Because of the Pause, it feels like ages ago, but one of the Golden Knights’ final games of the regular season was a 4-1 loss to the LA Kings. In that game, the Golden Knights outshot the Kings by a margin of 43-17, and at even strength it was 40-8. Vegas created 10 more high-danger chances, they owned 75% of the game’s shot attempts, and the expected goals pointed to a nearly three-goal victory.

Instead, the Golden Knights lost the game 4-1 and never led. That night, Cal Petersen stopped 42 shots and ended Vegas’ eight game winning streak. The only Golden Knights goal was scored on an individual effort by Shea Theodore.

Sounding a bit familiar?

(Photo Credit: Playoff “Photographer” @BadSportsArt)

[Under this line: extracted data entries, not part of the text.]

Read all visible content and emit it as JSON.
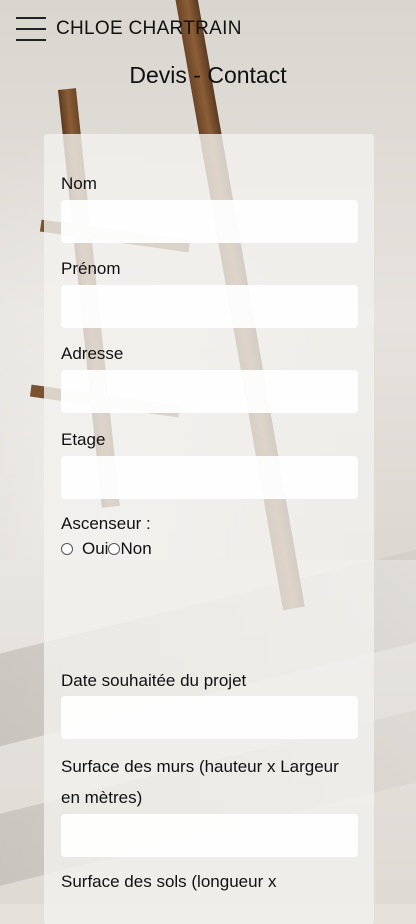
{
  "header": {
    "brand": "CHLOE CHARTRAIN",
    "menu_icon": "hamburger-menu-icon"
  },
  "page": {
    "title": "Devis - Contact"
  },
  "form": {
    "nom_label": "Nom",
    "prenom_label": "Prénom",
    "adresse_label": "Adresse",
    "etage_label": "Etage",
    "ascenseur_label": "Ascenseur :",
    "ascenseur_options": [
      "Oui",
      "Non"
    ],
    "date_label": "Date souhaitée du projet",
    "surface_murs_label": "Surface des murs (hauteur x Largeur en mètres)",
    "surface_sols_label": "Surface des sols (longueur x"
  }
}
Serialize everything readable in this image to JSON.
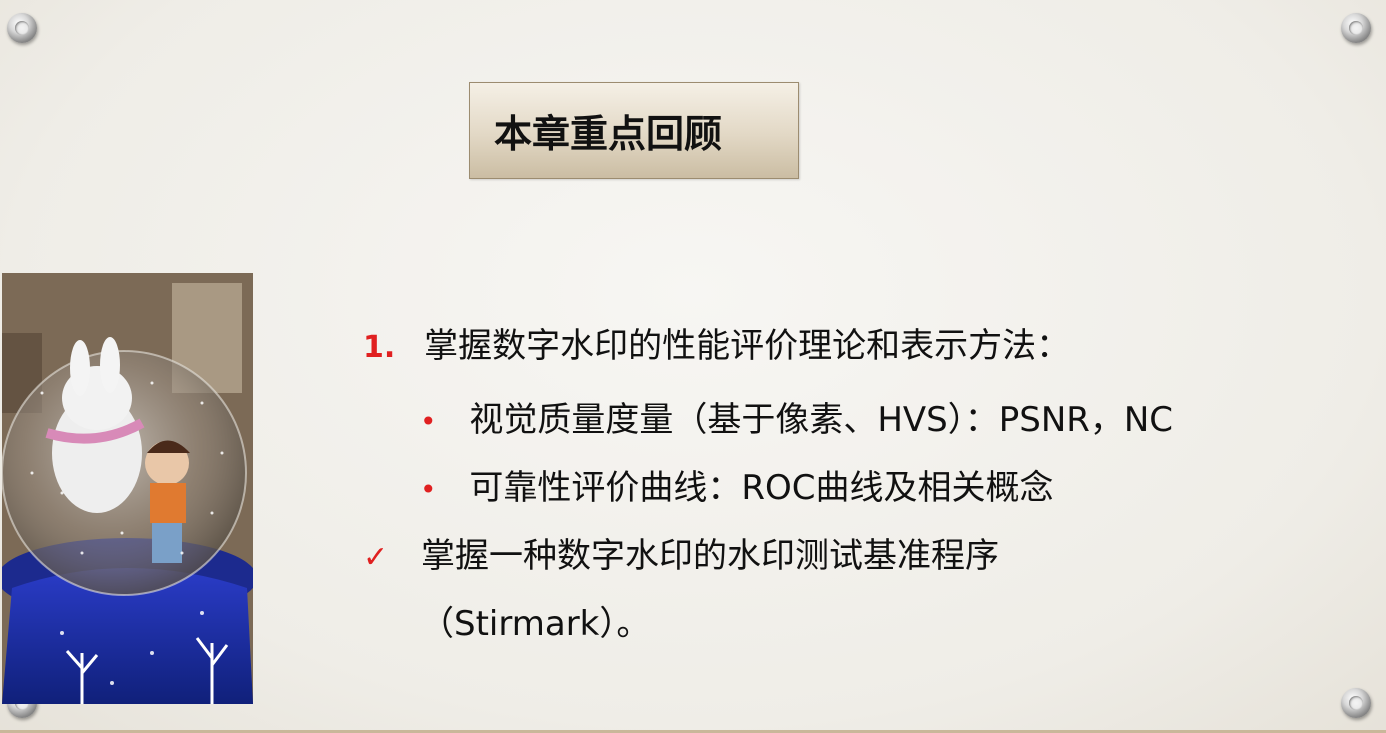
{
  "slide": {
    "title": "本章重点回顾",
    "items": [
      {
        "marker": "1.",
        "text": "掌握数字水印的性能评价理论和表示方法："
      },
      {
        "marker": "•",
        "text": "视觉质量度量（基于像素、HVS）：PSNR，NC"
      },
      {
        "marker": "•",
        "text": "可靠性评价曲线：ROC曲线及相关概念"
      },
      {
        "marker": "✓",
        "text": "掌握一种数字水印的水印测试基准程序"
      },
      {
        "marker": "",
        "text": "（Stirmark）。"
      }
    ]
  },
  "photo": {
    "description_icon": "snow-globe-photo"
  },
  "colors": {
    "accent": "#e02020",
    "title_bg": "#e2d8c5",
    "page_bg": "#f1efe9"
  }
}
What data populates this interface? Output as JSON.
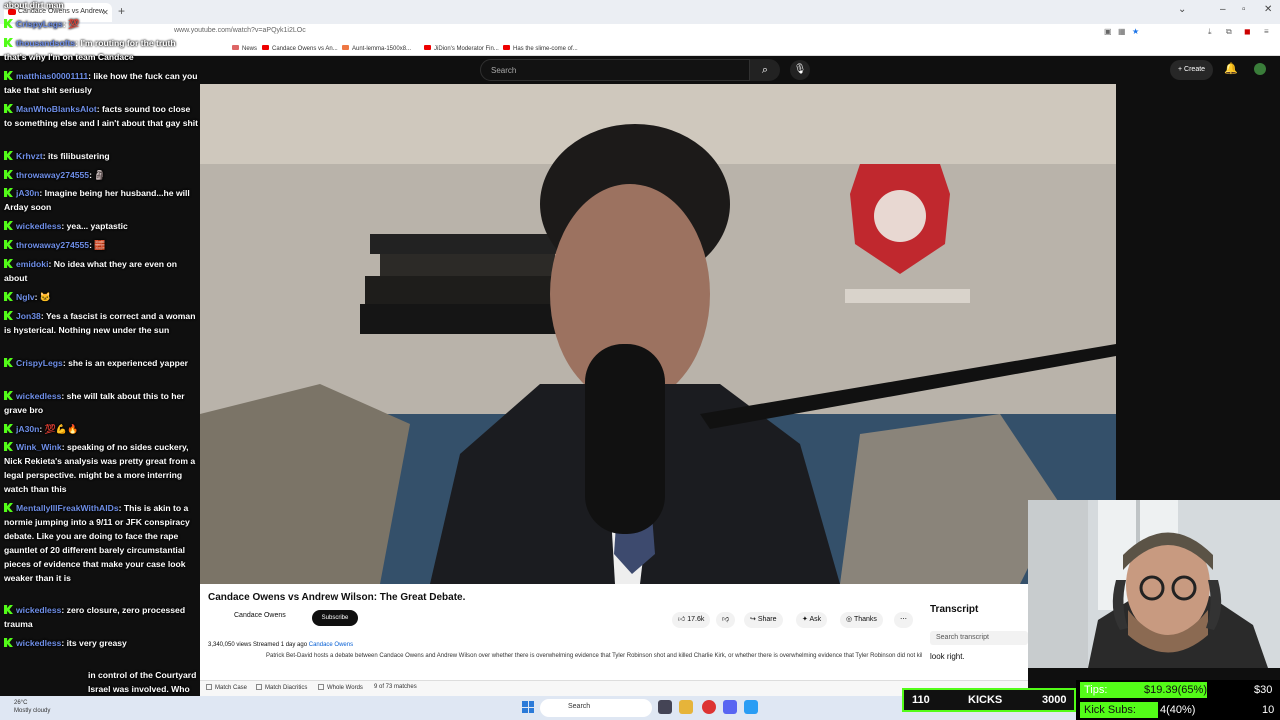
{
  "browser": {
    "tab_title": "Candace Owens vs Andrew",
    "url": "www.youtube.com/watch?v=aPQyk1i2LOc",
    "bookmarks": [
      "Candace Owens vs An...",
      "News",
      "Candace Owens vs An...",
      "Aunt-lemma-1500x8...",
      "JiDion's Moderator Fin...",
      "Has the slime-come of..."
    ]
  },
  "youtube": {
    "search_placeholder": "Search",
    "create_label": "Create",
    "video_title": "Candace Owens vs Andrew Wilson: The Great Debate.",
    "channel": "Candace Owens",
    "subscribe_label": "Subscribe",
    "likes": "17.6k",
    "share_label": "Share",
    "ask_label": "Ask",
    "thanks_label": "Thanks",
    "views_date": "3,340,050 views  Streamed 1 day ago",
    "tag": "Candace Owens",
    "description": "Patrick Bet-David hosts a debate between Candace Owens and Andrew Wilson over whether there is overwhelming evidence that Tyler Robinson shot and killed Charlie Kirk, or whether there is overwhelming evidence that Tyler Robinson did not kill Charlie Kirk and is being set up as a patsy.",
    "transcript_title": "Transcript",
    "transcript_search": "Search transcript",
    "transcript_line": "look right."
  },
  "find_bar": {
    "match_case": "Match Case",
    "match_diacritics": "Match Diacritics",
    "whole_words": "Whole Words",
    "matches": "9 of 73 matches"
  },
  "chat": {
    "messages": [
      {
        "user": "",
        "text": "about dirt man"
      },
      {
        "user": "CrispyLegs",
        "text": ""
      },
      {
        "user": "thousandsofts",
        "text": "I'm routing for the truth that's why I'm on team Candace"
      },
      {
        "user": "matthias00001111",
        "text": "like how the fuck can you take that shit seriusly"
      },
      {
        "user": "ManWhoBlanksAlot",
        "text": "facts sound too close to something else and I ain't about that gay shit"
      },
      {
        "user": "Krhvzt",
        "text": "its filibustering"
      },
      {
        "user": "throwaway274555",
        "text": ""
      },
      {
        "user": "jA30n",
        "text": "Imagine being her husband...he will Arday soon"
      },
      {
        "user": "wickedless",
        "text": "yea... yaptastic"
      },
      {
        "user": "throwaway274555",
        "text": ""
      },
      {
        "user": "emidoki",
        "text": "No idea what they are even on about"
      },
      {
        "user": "Nglv",
        "text": ""
      },
      {
        "user": "Jon38",
        "text": "Yes a fascist is correct and a woman is hysterical. Nothing new under the sun"
      },
      {
        "user": "CrispyLegs",
        "text": "she is an experienced yapper"
      },
      {
        "user": "wickedless",
        "text": "she will talk about this to her grave bro"
      },
      {
        "user": "jA30n",
        "text": ""
      },
      {
        "user": "Wink_Wink",
        "text": "speaking of no sides cuckery, Nick Rekieta's analysis was pretty great from a legal perspective. might be a more interring watch than this"
      },
      {
        "user": "MentallyIllFreakWithAIDs",
        "text": "This is akin to a normie jumping into a 9/11 or JFK conspiracy debate. Like you are doing to face the rape gauntlet of 20 different barely circumstantial pieces of evidence that make your case look weaker than it is"
      },
      {
        "user": "wickedless",
        "text": "zero closure, zero processed trauma"
      },
      {
        "user": "wickedless",
        "text": "its very greasy"
      },
      {
        "user": "",
        "text": "in control of the Courtyard Israel was involved. Who bidding of Israel the feds"
      }
    ]
  },
  "taskbar": {
    "weather_temp": "26°C",
    "weather_desc": "Mostly cloudy",
    "search": "Search"
  },
  "stream": {
    "kicks_current": "110",
    "kicks_label": "KICKS",
    "kicks_goal": "3000",
    "tips_label": "Tips:",
    "tips_value": "$19.39(65%)",
    "tips_goal": "$30",
    "subs_label": "Kick Subs:",
    "subs_value": "4(40%)",
    "subs_goal": "10",
    "tips_fraction": 0.65,
    "subs_fraction": 0.4
  }
}
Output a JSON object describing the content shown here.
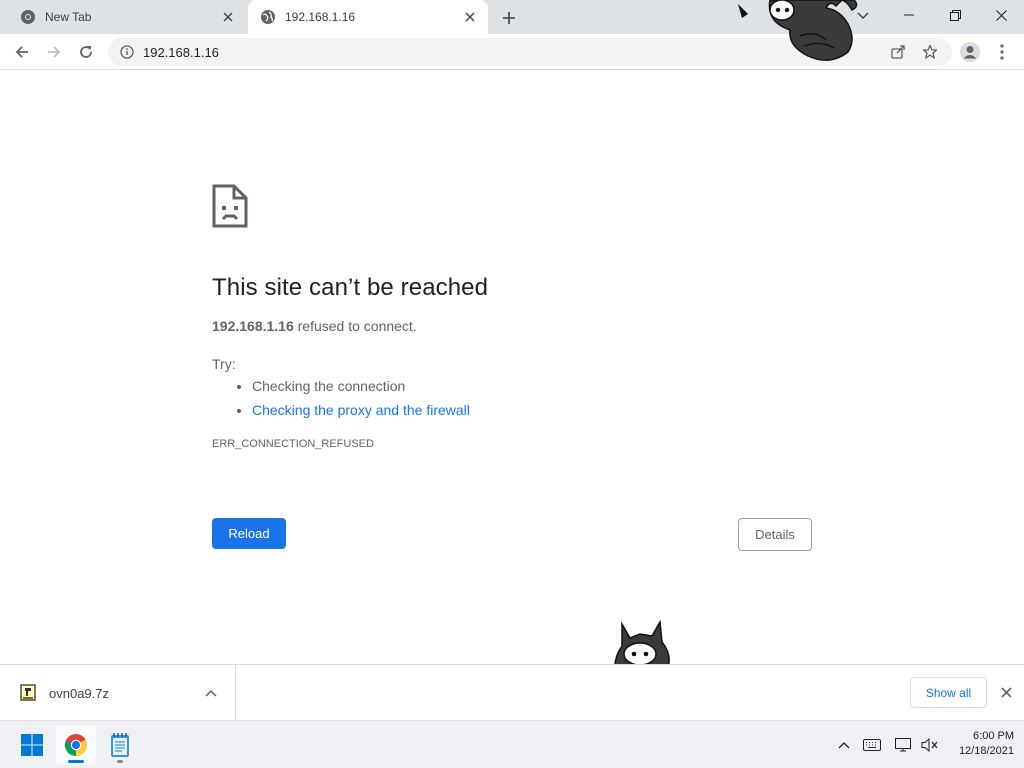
{
  "browser": {
    "tabs": [
      {
        "title": "New Tab",
        "active": false,
        "favicon": "chrome-icon"
      },
      {
        "title": "192.168.1.16",
        "active": true,
        "favicon": "globe-icon"
      }
    ],
    "address_bar": {
      "url": "192.168.1.16"
    }
  },
  "error_page": {
    "heading": "This site can’t be reached",
    "host": "192.168.1.16",
    "description_suffix": " refused to connect.",
    "try_label": "Try:",
    "suggestions": [
      {
        "text": "Checking the connection",
        "link": false
      },
      {
        "text": "Checking the proxy and the firewall",
        "link": true
      }
    ],
    "error_code": "ERR_CONNECTION_REFUSED",
    "reload_label": "Reload",
    "details_label": "Details"
  },
  "download_shelf": {
    "filename": "ovn0a9.7z",
    "show_all_label": "Show all"
  },
  "taskbar": {
    "time": "6:00 PM",
    "date": "12/18/2021"
  },
  "colors": {
    "accent": "#1a73e8",
    "tabstrip": "#dee1e6",
    "taskbar": "#eef0f4"
  }
}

Last night the Golden Knights peppered the exact same number of shots, 42, at playoff debutant Thatcher Demko. They led in shots by 26, they created 24 more scoring chances, and finished the game with a Corsi of 67.5%. The only goal was a magical individual effort by Shea Theodore.

It’s easy to sit back and say, “well, they ran into a hot goalie” and if this was a rare occurrence, it would probably be a fair statement. But with this version of the Golden Knights, it’s not, even if the previous instances happened eight to ten months ago.

If you rank every game by even-strength shot share, that Kings game is atop the regular season and last night’s Canucks Game 5 leads the playoffs. Both losses for the Golden Knights.

Go a little further and you’ll see that games ranked 4, 6, 8, 9, and 10 are all losses for Vegas as well. Thus, the 10 best games for the Golden Knights in regards to outshooting their opposition, six of them are losses. In the playoffs, it’s games ranked first, second, and fifth of the 13.

This can’t be simply attributed to the Golden Knights falling behind and the other team sitting back trying to hold the lead.

Last night, after the 2nd period, Vegas led the shot chart 28-10. The game was tied for all but 24 seconds of those 40 minutes. In the Chicago game, Vegas trailed for a majority of it, but only for more than a single goal for just 18 seconds (another game in which the only goal was scored by Theodore).

This is an issue that has plagued the Golden Knights all season long. I can specifically remember sitting in the bowels of the Staples Center (those were the days) asking myself, how can this team constantly dominate on the stat sheet but keep losing hockey games.